The presence of a growing number of local and foreign VCs makes the fundraising process easier. However, for a smoother future synergy, choose what kind of investor is relevant to the business model and of course suits you as a startup founder. It is very important to conduct research, gather information, to conduct informal meetings with relevant investors.

"Learn the differences from investors and try to understand what they want in their portfolios/investments. Also understand the individual profiles of the targeted VCs, especially GPs (General Partners). Find common ground or common interests between you (and your company) and investors where you're going," said Jeffrey.

Make a list of investors you will meet, including as much detail as possible about specific investors (company, location, and investment amount). Later, relevant investors will be seen based on investment size, investment stage, experience in the company's industry, as well as their geographic scope.

"There are many ways to reach investors, the best way is through acquaintance with someone the investor knows. Otherwise, you can always reach investors through their site, or even Linkedin," said Partner Venture Discovery Raditya Pramana.
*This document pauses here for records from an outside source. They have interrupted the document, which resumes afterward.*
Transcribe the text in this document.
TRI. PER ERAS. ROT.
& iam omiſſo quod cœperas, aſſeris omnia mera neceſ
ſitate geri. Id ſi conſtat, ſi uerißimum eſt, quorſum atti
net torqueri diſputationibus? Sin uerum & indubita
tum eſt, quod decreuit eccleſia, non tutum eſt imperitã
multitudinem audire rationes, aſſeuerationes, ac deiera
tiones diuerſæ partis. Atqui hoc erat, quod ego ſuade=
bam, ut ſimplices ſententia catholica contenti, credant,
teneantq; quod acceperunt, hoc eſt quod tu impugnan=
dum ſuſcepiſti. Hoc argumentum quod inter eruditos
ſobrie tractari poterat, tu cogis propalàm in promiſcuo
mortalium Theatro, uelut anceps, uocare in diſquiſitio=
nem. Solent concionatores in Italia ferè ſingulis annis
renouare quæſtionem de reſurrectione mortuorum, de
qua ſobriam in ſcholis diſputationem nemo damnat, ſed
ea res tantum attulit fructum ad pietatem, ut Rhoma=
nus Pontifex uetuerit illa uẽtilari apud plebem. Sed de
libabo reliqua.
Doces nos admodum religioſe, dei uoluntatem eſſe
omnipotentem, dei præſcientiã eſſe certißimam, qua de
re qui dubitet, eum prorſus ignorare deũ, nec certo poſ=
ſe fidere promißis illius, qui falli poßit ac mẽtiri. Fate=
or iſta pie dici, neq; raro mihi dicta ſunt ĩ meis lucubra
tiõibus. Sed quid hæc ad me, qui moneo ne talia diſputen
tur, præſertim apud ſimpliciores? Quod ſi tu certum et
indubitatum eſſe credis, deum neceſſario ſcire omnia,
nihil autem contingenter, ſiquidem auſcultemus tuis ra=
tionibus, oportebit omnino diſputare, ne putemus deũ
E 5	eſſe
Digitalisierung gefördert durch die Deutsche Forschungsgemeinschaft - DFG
According to Jeffrey, try to establish a good introduction at the beginning directly. Avoid using email or contacting directly by phone.

"VC received hundreds of proposals / pitch deck every month and one of the best ways to excel [stand out] among those piles is being introduced by someone familiar with the GP or the team from the VC. Referrals are always a good way to be prioritized."

Presentation and "elevator pitch"

When the meeting has been scheduled, the next process is a presentation or commonly referred to as "pitchingIn general, you will be asked to present material that contains a basic overview of the company (product, industry overview, market size, etc.).

Deck This will be the startup founder's handbook to guide investors through the first meeting, so make the deck structured, simple but rich in the important details you want to highlight.

"We firmly believe in the motto 'founders first', which means that A good startup founder will certainly produce a good product, also considering the market potential. Thus, founders who have the right background and expertise have bonus points," Devina said.

It is important for startups to prepare materials, proposals, and presentation materials when pitching take place. According to Chairman and Founder Gorry Holdings William Susilo, make sure to prepare pitch deck easy to read, including what problem is being solved. Key points should include how urgent the problem is, market size, business model, revenue model, product, fund allocation, attractiveness and founder profile.

"Completely prepare for business traction. Make sure it is in line with the requirements of each investment stage. For example MVP is not enough for Series A funding, while it may be enough for a round seed, said William.

According to Raditya, when pitching It's best if startup founders don't get defensive when investors ask tough questions. Feel free to treat the session pitching like casual conversation. All questions investors ask about your company should be answered.

"Even though your startup has only been running for three months, for example, with data we can see if the founder has good business execution skills. There are also many other things that must be considered, such as ability founder, market size, product building capability,execution capability, and others, said Raditya.